While by no means minimising what we’re going through in these strange days, it may be useful to take a look into the past and see that we’re not really facing anything new. Maybe we just know more about events and crises than was generally available to previous generations? Technology, for all its benefits, is also responsible for giving us access to more and more information, more videos, more reports from troubled regions, more data on where the climate is going, how many terrorist attacks are taking place in foreign, and not-so foreign countries.

Then there’s the added weight of uncertainty, not being sure how much of what we see and hear is real, how much of the commentary and interpretation of the news can be relied upon, and how much is based on political bias, conspiracy theories, and downright lies. But, as they say, t’was ever thus. Or, to cite a Biblical statement: “What has been will be again, what has been done will be done again; there is nothing new under the sun.”

In fact, it’s both amazing and encouraging to read what was reported on world affairs and the state of humanity so long ago. Doesn’t this seem very contemporary; “All things are wearisome,  more than one can say. The eye never has enough of seeing, nor the ear its fill of hearing.”? But we don’t have to go that far back to find how much things mirror our current situation.

The years between the two World Wars reflect so much that is familiar to us these days. The pandemic of 1918-1919 is thought to have resulted in the deaths of around 50 million people around the world, with more than 500 million cases reported. Then followed a time of relative excess, the Roaring Twenties, when it seemed prosperity was rampant and would never end. But, of course, it did, with the Great Depression. Tremendous hardship, mass unemployment, major movements of people, homeless, looking for a better life somewhere, anywhere else. And then came the 30’s and 40’s, and all the tragedy they brought with them.

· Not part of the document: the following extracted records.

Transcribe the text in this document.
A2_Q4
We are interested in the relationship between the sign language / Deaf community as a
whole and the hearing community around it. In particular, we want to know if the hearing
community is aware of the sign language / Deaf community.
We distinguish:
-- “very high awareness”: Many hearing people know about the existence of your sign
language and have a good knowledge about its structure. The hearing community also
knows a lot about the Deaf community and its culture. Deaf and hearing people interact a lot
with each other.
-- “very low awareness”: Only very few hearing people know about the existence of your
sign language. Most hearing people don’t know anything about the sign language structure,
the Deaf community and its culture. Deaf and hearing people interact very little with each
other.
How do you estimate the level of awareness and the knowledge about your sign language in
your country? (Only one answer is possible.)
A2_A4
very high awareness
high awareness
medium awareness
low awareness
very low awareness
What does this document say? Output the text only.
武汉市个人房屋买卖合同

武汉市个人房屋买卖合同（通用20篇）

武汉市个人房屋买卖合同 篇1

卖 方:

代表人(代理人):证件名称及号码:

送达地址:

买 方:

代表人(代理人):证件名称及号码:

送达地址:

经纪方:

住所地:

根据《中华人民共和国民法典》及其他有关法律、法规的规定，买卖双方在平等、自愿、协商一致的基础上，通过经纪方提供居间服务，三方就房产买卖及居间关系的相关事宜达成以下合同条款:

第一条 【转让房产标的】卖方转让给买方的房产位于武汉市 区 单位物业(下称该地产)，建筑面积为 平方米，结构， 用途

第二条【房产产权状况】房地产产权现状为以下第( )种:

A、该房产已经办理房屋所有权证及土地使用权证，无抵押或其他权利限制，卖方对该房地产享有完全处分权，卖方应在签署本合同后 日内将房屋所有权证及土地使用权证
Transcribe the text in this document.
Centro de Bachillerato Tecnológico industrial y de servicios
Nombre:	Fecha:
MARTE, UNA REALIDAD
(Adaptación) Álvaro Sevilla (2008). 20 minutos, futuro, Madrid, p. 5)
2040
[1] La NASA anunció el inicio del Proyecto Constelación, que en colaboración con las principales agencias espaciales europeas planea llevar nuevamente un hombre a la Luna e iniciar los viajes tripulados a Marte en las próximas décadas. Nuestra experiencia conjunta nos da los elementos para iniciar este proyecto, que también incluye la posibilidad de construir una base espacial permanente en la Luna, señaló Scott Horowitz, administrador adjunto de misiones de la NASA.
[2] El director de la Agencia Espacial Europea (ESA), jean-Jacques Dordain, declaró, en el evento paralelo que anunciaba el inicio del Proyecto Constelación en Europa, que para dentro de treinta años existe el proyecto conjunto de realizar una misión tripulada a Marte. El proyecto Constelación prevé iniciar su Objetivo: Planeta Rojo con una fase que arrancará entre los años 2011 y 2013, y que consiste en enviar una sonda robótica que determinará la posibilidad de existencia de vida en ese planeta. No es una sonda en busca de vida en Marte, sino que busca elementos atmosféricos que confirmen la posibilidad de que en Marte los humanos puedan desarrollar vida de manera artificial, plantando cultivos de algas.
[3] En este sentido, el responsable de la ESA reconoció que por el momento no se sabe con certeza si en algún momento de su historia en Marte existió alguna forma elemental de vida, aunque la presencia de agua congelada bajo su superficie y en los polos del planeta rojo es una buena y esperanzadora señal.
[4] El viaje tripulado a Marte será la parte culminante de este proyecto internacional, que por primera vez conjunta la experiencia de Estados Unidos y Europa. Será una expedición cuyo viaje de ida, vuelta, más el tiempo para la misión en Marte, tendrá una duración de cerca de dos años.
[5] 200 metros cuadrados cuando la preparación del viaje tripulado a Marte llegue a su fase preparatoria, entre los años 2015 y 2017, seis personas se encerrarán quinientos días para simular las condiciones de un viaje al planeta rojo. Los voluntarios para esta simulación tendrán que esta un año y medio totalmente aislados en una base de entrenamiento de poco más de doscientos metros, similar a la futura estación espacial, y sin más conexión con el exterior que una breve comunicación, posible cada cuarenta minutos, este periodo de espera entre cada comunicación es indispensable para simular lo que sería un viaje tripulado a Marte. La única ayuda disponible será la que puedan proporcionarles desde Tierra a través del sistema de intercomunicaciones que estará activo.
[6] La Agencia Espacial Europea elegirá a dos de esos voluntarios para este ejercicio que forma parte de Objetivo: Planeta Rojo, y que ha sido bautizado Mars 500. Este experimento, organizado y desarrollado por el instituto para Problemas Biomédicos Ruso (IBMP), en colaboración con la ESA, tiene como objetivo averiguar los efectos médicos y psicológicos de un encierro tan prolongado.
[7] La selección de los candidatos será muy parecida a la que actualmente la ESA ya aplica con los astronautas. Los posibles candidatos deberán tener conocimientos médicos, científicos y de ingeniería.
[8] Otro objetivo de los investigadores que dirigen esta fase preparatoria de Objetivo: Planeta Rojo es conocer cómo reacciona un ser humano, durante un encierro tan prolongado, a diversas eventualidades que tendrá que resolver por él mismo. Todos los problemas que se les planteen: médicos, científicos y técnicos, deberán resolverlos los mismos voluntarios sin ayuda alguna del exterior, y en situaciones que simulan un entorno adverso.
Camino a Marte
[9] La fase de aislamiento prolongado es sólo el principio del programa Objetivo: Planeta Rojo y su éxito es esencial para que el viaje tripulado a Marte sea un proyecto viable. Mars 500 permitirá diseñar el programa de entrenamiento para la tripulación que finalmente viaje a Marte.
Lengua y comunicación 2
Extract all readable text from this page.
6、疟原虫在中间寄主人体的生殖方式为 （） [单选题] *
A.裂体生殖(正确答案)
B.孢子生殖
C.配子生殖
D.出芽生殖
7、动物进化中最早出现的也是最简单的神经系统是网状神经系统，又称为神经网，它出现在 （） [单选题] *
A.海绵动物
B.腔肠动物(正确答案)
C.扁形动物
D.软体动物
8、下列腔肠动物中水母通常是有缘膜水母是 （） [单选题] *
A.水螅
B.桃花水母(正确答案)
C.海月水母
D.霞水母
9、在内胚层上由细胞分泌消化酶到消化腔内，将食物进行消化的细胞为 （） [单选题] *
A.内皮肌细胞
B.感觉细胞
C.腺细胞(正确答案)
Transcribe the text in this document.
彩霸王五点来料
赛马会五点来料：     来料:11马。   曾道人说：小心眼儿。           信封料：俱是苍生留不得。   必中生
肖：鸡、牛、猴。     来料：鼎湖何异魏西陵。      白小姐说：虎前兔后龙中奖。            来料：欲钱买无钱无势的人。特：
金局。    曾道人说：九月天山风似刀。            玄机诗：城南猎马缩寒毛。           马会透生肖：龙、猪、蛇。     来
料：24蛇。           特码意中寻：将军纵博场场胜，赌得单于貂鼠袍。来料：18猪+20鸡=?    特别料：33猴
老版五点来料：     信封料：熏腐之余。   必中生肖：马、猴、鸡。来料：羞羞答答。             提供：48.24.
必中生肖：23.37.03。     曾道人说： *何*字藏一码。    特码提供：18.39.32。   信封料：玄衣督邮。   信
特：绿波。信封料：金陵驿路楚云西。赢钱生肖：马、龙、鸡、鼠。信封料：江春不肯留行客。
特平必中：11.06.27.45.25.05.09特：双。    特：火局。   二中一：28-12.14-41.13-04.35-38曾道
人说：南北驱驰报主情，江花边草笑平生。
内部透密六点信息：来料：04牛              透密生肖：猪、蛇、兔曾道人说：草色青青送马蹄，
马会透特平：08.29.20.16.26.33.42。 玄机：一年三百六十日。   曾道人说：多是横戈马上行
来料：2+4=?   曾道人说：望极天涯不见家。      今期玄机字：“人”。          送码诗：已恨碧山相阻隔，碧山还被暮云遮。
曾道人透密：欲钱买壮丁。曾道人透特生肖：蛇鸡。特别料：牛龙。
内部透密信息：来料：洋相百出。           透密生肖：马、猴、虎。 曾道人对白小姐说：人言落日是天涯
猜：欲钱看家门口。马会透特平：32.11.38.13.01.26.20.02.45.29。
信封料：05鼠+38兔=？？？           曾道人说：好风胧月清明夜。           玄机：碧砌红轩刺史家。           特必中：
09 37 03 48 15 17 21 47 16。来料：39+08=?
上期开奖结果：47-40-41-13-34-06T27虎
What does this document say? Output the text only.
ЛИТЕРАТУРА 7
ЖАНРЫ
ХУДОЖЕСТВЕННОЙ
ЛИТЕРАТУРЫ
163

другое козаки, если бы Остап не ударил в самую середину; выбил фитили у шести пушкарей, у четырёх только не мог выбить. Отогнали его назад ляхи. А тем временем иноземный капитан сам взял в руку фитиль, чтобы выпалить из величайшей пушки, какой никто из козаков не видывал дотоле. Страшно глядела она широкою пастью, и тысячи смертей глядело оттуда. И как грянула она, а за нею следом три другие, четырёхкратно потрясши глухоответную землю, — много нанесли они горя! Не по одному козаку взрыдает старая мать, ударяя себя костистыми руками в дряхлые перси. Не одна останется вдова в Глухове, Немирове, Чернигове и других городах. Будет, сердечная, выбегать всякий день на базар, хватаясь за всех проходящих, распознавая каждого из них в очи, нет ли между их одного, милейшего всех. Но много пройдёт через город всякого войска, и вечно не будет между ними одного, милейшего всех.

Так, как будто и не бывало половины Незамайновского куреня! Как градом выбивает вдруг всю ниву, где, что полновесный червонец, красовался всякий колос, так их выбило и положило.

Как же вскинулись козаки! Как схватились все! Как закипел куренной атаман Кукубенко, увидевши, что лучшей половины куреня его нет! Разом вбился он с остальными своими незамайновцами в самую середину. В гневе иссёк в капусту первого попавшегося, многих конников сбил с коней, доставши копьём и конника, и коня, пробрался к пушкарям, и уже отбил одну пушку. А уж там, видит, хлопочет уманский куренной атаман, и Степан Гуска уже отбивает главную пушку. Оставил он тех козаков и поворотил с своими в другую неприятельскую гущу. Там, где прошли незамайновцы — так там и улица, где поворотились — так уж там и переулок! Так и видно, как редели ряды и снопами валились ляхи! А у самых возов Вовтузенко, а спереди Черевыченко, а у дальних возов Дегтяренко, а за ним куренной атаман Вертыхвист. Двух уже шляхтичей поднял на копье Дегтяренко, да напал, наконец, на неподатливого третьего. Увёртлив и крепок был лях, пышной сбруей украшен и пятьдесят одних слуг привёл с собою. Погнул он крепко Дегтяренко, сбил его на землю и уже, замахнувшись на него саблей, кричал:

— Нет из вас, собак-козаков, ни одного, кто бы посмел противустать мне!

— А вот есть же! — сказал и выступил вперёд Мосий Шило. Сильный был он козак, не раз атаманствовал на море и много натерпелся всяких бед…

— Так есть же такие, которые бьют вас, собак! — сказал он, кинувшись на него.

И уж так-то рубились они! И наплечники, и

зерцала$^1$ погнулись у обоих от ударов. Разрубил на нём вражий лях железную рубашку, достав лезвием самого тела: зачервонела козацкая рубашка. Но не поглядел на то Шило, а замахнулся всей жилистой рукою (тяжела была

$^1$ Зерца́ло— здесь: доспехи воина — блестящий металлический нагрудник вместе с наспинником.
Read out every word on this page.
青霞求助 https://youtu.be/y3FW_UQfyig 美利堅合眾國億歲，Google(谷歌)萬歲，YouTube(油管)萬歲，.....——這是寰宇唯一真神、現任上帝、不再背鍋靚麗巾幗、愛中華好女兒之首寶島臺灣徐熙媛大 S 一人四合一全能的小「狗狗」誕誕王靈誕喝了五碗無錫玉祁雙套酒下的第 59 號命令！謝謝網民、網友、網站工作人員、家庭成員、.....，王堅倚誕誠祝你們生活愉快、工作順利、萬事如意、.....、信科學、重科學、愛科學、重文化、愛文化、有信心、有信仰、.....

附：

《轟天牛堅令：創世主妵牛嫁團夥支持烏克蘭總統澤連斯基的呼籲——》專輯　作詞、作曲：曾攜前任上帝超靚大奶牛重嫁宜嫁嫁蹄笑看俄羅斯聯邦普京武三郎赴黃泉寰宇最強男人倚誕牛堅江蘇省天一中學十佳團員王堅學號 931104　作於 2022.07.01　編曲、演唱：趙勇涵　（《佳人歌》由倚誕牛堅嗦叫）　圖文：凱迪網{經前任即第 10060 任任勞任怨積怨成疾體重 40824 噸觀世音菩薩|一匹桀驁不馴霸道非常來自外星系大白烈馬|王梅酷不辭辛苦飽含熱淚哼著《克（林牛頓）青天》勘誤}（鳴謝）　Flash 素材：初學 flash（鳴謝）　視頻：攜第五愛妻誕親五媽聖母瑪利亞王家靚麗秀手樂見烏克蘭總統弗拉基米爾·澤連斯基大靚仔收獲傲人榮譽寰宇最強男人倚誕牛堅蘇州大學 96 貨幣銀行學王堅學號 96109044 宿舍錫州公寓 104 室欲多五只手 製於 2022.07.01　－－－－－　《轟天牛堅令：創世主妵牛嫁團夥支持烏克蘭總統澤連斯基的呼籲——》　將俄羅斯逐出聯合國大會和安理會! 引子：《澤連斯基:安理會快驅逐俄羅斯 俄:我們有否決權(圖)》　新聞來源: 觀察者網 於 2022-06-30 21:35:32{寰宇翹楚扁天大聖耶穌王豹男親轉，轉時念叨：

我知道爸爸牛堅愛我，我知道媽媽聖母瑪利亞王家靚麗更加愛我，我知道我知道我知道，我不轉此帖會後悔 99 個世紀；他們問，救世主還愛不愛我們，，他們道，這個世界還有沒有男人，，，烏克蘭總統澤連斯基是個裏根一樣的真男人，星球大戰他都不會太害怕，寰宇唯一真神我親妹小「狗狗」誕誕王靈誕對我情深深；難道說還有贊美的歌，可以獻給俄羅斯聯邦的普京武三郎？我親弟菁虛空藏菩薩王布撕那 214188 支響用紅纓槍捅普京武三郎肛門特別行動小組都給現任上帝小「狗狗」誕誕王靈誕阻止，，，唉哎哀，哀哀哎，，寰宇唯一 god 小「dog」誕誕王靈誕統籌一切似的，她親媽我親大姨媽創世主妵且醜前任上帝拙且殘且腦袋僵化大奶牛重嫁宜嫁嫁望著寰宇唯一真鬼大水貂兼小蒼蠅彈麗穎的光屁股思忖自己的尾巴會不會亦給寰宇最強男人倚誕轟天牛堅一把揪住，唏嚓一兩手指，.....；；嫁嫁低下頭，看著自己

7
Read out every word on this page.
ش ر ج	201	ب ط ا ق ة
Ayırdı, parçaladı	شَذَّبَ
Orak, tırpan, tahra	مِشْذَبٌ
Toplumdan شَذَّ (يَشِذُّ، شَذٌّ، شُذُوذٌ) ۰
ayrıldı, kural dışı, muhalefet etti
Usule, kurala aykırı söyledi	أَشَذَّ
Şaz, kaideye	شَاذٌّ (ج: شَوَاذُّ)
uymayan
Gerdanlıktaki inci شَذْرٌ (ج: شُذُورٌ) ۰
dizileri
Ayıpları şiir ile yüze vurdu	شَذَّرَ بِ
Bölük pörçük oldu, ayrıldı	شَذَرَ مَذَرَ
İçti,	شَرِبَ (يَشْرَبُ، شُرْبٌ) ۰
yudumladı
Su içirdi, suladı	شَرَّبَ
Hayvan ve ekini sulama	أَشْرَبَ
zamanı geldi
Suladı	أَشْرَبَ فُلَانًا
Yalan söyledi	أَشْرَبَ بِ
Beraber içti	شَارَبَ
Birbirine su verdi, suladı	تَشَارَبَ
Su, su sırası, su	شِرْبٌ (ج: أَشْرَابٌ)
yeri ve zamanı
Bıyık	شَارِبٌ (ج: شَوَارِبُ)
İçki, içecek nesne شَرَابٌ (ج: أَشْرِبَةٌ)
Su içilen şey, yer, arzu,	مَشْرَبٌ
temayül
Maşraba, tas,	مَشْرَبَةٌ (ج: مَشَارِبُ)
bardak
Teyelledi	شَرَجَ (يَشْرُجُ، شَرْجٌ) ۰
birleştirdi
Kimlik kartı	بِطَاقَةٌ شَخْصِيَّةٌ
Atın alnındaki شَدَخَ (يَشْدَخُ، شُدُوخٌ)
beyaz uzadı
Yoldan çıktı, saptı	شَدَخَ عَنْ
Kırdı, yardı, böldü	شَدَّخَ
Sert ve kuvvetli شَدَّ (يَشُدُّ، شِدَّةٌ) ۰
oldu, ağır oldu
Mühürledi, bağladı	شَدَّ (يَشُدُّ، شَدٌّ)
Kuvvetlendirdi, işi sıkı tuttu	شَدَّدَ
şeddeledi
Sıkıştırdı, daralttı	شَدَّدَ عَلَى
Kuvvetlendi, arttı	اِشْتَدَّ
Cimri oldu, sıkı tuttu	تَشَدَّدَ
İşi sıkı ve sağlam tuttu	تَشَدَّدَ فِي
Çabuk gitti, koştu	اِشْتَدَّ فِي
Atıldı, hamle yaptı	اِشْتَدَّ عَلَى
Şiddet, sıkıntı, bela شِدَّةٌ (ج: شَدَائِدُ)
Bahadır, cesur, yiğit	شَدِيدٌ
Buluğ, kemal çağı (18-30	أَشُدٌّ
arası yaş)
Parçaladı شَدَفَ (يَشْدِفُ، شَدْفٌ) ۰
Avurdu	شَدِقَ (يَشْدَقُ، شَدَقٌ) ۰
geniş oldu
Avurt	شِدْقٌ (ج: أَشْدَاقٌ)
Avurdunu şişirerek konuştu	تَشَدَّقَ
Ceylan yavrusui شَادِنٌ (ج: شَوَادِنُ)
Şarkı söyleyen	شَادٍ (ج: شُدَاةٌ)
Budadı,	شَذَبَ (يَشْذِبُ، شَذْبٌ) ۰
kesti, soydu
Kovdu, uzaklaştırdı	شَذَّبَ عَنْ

Yes, it’s sad, depressing, and enlightening to look back and see that there really is nothing new under the sun; “It was here already, long ago; it was here before our time”. But that is where we have to draw some comfort, hope for the future. The people of this planet have survived much worse than what we now face, with the possible exception of the climate issue. But even there, previous generations have known climate shifts, drastic change in the ecosystem that brought about catastrophic changes in societies around the world.

We could be recklessly optimistic and declare that we will manage to get through all of these changes we now face, and that, in the end, may not be so reckless after all. What it will take is owning up to our share in the various crises, and a determination to do what we can to mitigate them. What we can do, individually and as a society, is a complex and many-layered problem. That is a whole other topic, and will take much more than a simple Editorial to describe.

There is that old cliché by Edmund Burke that “those who don’t know history are doomed to repeat it.” But perhaps history does, not so much repeat itself, as repeat certain patterns of behaviour. Either way, it is at least helpful to have an understanding of the past, of the ways in which our ancestors have faced similar, if not identical, crises. There may well be no way to avoid the same kind of situation arising, of course. No matter how many times we repeat “never again”, we tend to follow old ways afresh. Wars follow wars, because we convince ourselves that our war is different, more justified, more righteous; just like every previous warring people claimed. Natural disasters will always occur, sometimes as a result of human activity, sometimes because this is a warped world, not operating as it was designed to do.

What do we learn from all of this? First of all, we are not being specifically persecuted in our day; there is nothing new under the sun. Secondly, we must try and learn the lessons of the past, use them to chart a way forward with the knowledge that we are still here because our parents, grandparents, and distant ancestors, survived their days. Another quote from that same book, Ecclesiastes, contains a warning of what can happen when we think of ourselves as facing unique challenges, instead of learning about, and from, the past. “No one remembers the former generations, and even those yet to come will not be remembered by those who follow them”.

2021 will soon be over, another chapter in our shared story we call history. Facing into a new year, and carrying into it the challenges we now face, we can be realistic about what we have to deal with, but encouraged, even a little, by knowing that others were in this place before us, and endured. And one last thing: we have to accept that there are always good times and bad, and we can get some comfort and perspective by remembering, in a last quote from Ecclesiastes: “To everything there is a season, a time for every purpose under heaven.”